The experiments described by Gopnik are pretty convincing on this point (though here and elsewhere in her book it would have been interesting to hear more about how exactly Freud and Piaget managed to go so wrong).
When children are playing, they know they are just playing. Yet play is a very serious business, as Montaigne recognized: without the luxury of a uniquely long period of dependence on adults, in which we can afford to explore the world with unfettered imaginations, we would never learn how to be the most knowledgeable and powerful creatures on the planet.
A recurring theme of Gopnik's is the idea that playful immersion in freely conjured hypothetical worlds is what teaches us to make sense of the real one.
She describes, for instance, how small children's grasp of "counterfactual" situations enables them to calculate the probabilities of alternative courses of action.
She also discusses the invisible friends -- most often found in the imaginations of children between the ages of two and six -- who seem to help youngsters learn how to interpret the actions of others. Children who have imaginary friends tend to be better at predicting the thoughts and feelings of actual people. Autistic children almost never create imaginary friends or engage in any kind of pretend play.

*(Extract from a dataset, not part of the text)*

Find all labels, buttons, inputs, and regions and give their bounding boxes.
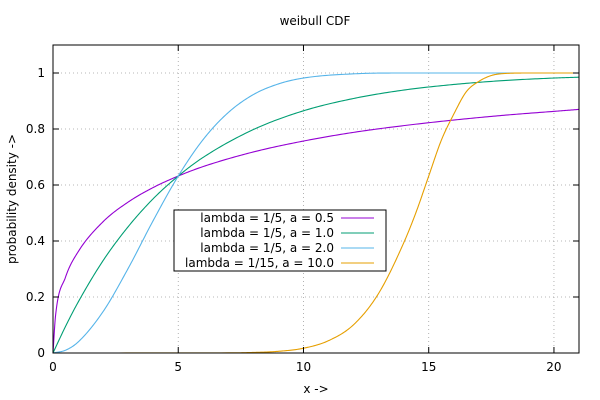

It used to be held that small children are not only irrational but also immoral and egotistical.
Again, we may have been doing them an injustice. The notion that moral ideas develop only in adolescence -- as Piaget, for one, claimed -- appears to be wrong.
Even children as young as two can grasp the difference between moral rules, which are intended to avoid harm ("Don't hurt other kids"), and merely convenient regulations ("Take off your dirty shoes at the door").
Tellingly, small children recognize that it would not be OK to hurt another child even if a teacher said it was.
This does not, of course, prevent the little devils from lashing out on occasion, but such bad behavior seems to be a matter of undeveloped self-control rather than a psychopathic lack of moral concepts.
In the 1980s and 1990s, Gareth Matthews, a professor of philosophy at the University of Massachusetts, made a strong case for regarding young children as natural-born philosophers.
Gopnik's surprising claim about the importance of children to philosophy is not that they ask the same questions as grown-up professors, but that thinking about children can somehow provide the answers the professors want.